At this point, you and/or your spouse might start asking, “Did I marry the right person?” And as you and your spouse reflect on the euphoria of the love you once had, you may begin to desire that experience with someone else. That is when marriages break down. People blame their spouse for their unhappiness and look outside their marriage for fulfilment.

Extramarital fulfilment comes in all shapes and sizes. Infidelity is the most obvious. But sometimes people turn to work, church, a hobby, a friendship, excessive T.V., or abusive substances. But the answer to this dilemma does NOT lie outside your marriage. It lies within it.

I’m not saying that you could not fall in love with someone else. You could. And temporarily, you’d feel better. But you would be in the same situation a few years later.
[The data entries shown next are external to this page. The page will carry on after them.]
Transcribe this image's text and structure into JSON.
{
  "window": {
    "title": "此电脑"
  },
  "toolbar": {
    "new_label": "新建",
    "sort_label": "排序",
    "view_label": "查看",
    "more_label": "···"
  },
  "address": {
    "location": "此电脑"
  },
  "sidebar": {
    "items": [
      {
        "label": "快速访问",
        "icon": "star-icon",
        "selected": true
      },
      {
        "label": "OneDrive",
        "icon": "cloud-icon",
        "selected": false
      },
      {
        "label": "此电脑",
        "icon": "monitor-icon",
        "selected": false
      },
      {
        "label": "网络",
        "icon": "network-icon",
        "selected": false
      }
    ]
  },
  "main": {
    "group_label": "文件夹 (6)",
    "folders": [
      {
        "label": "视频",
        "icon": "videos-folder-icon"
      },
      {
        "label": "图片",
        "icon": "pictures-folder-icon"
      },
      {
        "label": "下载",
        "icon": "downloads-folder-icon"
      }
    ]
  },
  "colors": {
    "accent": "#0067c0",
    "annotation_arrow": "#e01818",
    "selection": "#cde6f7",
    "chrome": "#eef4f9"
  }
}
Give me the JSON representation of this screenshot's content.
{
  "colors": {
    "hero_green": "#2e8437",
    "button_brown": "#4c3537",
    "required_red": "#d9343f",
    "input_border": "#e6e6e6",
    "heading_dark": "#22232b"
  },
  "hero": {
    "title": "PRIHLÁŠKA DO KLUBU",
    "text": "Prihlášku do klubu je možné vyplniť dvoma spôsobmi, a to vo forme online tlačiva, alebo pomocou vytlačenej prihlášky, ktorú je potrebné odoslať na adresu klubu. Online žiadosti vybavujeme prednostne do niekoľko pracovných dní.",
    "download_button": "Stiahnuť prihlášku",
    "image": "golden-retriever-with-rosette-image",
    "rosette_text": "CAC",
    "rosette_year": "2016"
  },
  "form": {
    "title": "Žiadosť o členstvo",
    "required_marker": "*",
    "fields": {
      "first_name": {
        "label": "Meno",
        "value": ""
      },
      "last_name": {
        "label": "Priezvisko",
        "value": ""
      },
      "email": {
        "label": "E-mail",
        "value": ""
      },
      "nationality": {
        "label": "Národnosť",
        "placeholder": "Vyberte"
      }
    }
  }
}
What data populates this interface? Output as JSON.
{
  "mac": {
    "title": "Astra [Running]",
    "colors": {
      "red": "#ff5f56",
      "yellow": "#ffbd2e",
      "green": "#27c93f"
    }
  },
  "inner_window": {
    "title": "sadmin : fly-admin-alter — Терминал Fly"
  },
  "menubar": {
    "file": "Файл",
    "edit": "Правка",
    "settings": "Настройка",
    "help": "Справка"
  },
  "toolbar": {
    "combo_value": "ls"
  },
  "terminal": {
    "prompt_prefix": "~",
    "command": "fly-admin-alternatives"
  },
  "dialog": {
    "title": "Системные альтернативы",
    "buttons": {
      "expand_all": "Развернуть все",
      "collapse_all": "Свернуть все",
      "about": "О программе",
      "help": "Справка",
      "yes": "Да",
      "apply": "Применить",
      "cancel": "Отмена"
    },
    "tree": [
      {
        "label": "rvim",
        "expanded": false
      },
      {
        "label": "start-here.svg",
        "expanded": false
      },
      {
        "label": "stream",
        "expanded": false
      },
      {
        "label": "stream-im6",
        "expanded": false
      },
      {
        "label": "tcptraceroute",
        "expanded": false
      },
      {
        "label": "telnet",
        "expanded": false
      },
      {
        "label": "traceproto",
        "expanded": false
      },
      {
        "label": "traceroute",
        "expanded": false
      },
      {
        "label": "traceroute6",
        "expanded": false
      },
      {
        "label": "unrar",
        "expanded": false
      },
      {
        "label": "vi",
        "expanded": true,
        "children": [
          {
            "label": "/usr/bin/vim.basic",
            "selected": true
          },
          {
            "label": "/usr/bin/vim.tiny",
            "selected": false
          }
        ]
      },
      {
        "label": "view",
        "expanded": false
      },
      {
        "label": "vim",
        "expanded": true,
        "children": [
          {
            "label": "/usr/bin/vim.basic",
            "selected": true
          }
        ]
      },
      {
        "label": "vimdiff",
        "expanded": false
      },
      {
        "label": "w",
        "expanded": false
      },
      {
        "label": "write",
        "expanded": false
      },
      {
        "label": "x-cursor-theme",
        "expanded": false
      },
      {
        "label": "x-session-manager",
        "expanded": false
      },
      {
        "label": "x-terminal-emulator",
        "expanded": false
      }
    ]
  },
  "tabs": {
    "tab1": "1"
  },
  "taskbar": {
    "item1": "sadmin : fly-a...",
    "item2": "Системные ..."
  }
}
Because (listen carefully to this): THE KEY TO SUCCEEDING IN MARRIAGE IS NOT FINDING THE RIGHT PERSON; IT’S LEARNING TO LOVE THE PERSON YOU FOUND.

Sustaining love is not a passive or spontaneous experience. It will NEVER just happen to you. You cannot “find” lasting love. You have to “make” it day in and day out. That’s why we have the expression – “labour of love.” Because it takes time, effort, and energy. And most importantly, it takes wisdom. You have to know what to do to make your marriage work.

Marry the Right Person

Make no mistake about it. Love is not a mystery. There are specific things you can do (with or without your spouse) to succeed with your marriage. Just as there are physical laws of the universe (such as gravity), there are also laws of relationships. Just as the right diet and exercise program makes you physically stronger, certain habits in your relationship will make your marriage stronger. It’s a direct cause and effect. If you know and apply the laws, the results are predictable . . . you can “make” love.

Love in marriage is indeed a “decision” . . . not just a feeling.